JHPIEGO Receives Gates Grant for Cervical Cancer
Prevention Programs
By Leslie Gianelli JHPIEGO
JHPIEGO has
received a two-year award of more than $914,000 from the
Bill & Melinda Gates Foundation to continue life-saving
cervical cancer prevention work in Thailand and Ghana.
Through the Cervical Cancer Prevention Outcomes Project,
JHPIEGO will produce new findings on the feasibility,
effectiveness and sustainability of strategies to prevent
cervical cancer in low-resource settings.
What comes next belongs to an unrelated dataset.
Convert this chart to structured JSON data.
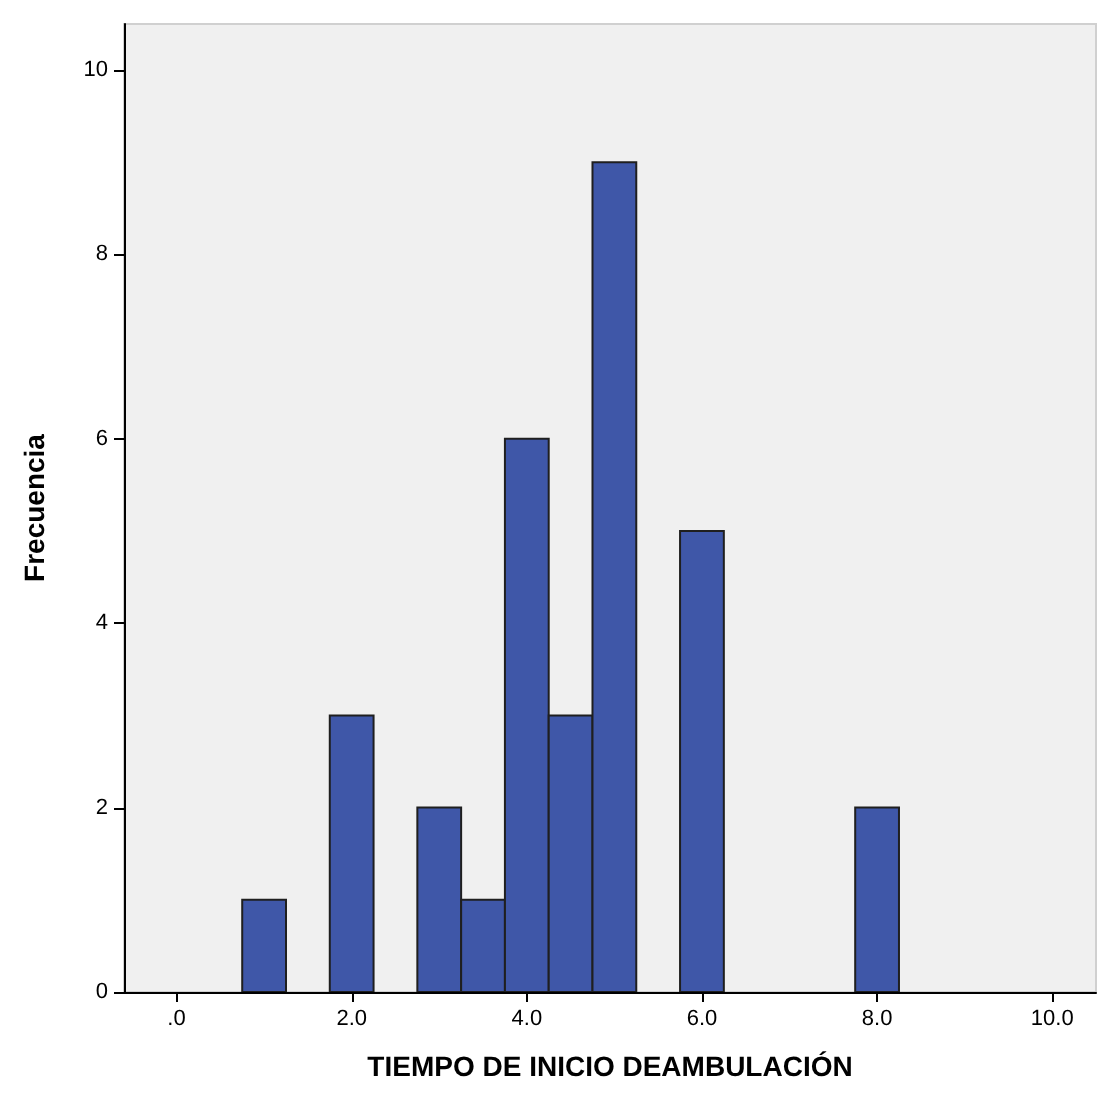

Cervical cancer remains the No. 1 cause of cancer
deaths among women in many developing countries. Each year
more than 233,000 women worldwide die from the disease, the
majority in developing countries, where women lack access
to affordable and effective services for prevention,
testing and treatment.
For 50 years, Pap smears have contributed
significantly to the marked reduction in the incidence of
cervical cancer among women in industrialized countries,
but numerous obstacles hamper developing countries in
maintaining such programs, which require extensive
financial resources and health infrastructure.
In 2003 researchers from JHPIEGO and the Royal Thai
College of Obstetrics & Gynaecology reported in The Lancet
that a single-visit approach using VIA (for visual
inspection with acetic acid) and immediate cryotherapy for
abnormal cells that may be precancerous is safe, acceptable
and feasible in low-resource settings. As a result of these
findings, both Thailand and Ghana have endorsed this
approach as an acceptable alternative to Pap smears.
With the new award, JHPIEGO will conduct an operations
research study to assess programmatic outcomes of its
demonstration projects in those countries.